Today Energy Secretary Steven Chu announced a $25 million five-year initiative to help scientists better extract insights from today’s increasingly massive research datasets, the Scalable Data Management, Analysis, and Visualization (SDAV) Institute. SDAV will be funded through DOE’s Scientific Discovery through Advanced Computing (SciDAC) program and led by Arie Shoshani of Lawrence Berkeley National Laboratory (Berkeley Lab).
As one of the nation’s leading funders of basic scientific research, the Department of Energy Office of Science has a vested interested in helping researchers effectively manage and use these large datasets.

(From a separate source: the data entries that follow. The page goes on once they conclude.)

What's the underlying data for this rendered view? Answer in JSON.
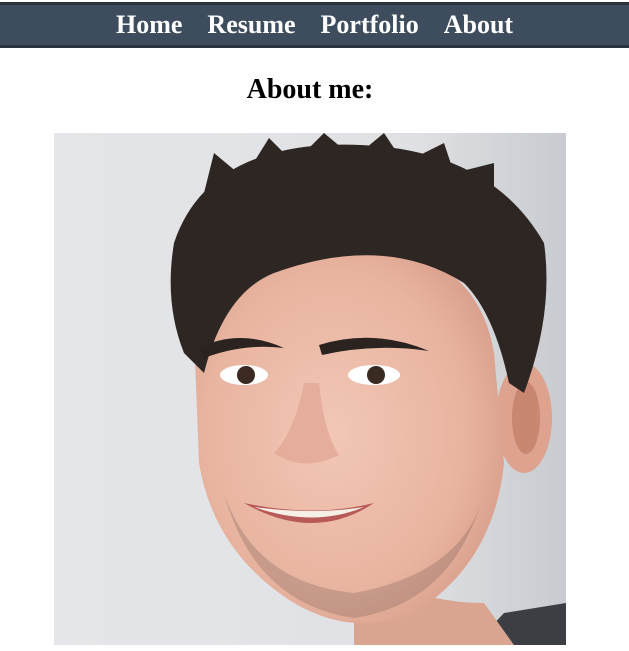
{
  "nav": {
    "items": [
      {
        "label": "Home"
      },
      {
        "label": "Resume"
      },
      {
        "label": "Portfolio"
      },
      {
        "label": "About"
      }
    ]
  },
  "main": {
    "heading": "About me:",
    "photo_icon": "portrait-photo"
  },
  "colors": {
    "navbar_bg": "#3d4d5e",
    "navbar_border": "#2a323c",
    "nav_text": "#ffffff",
    "page_bg": "#ffffff"
  }
}
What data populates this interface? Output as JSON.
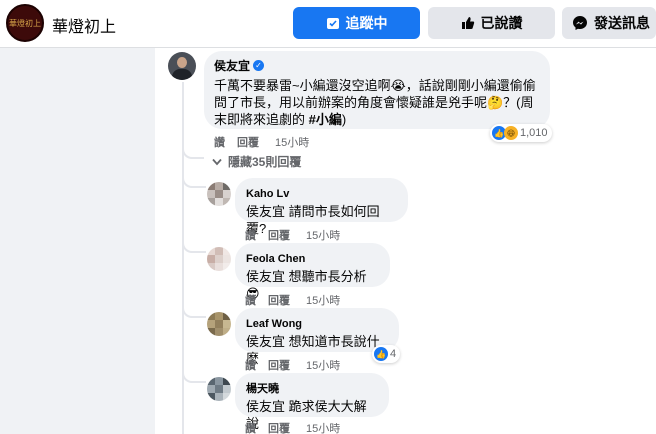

SDAV was formally announced March 29 as part of the Obama Administration’s “Big Data Research and Development Initiative,” which was announced this morning and takes aim at improving the nation’s ability to extract knowledge and insights from large and complex collections of digital data.
Among the other projects announced was a $10 million award to the University of California, Berkeley, as part of the National Science Foundation’s “Expeditions in Computing” program. The five-year NSF Expedition award to UC Berkeley will fund the campus’s new Algorithms, Machines and People (AMP) Expedition. AMP Expedition scientists expect to develop powerful new tools to help extract key information from Big Data. Read the UC Berkeley announcement.
SDAV is a collaboration tapping the expertise of researchers at Argonne, Lawrence Berkeley, Lawrence Livermore, Los Alamos, Oak Ridge and Sandia national laboratories and in seven universities: Georgia Tech, North Carolina State, Northwestern, Ohio State, Rutgers, the University of California at Davis and the University of Utah. Kitware, a company that develops and supports specialized visualization software, is also a partner in the project. SDAV will be funded at $5 million a year for five years. The project builds on technologies built by previous SciDAC projects in the areas of scientific data management and scientific visualization and analytics, and applied to various application domains.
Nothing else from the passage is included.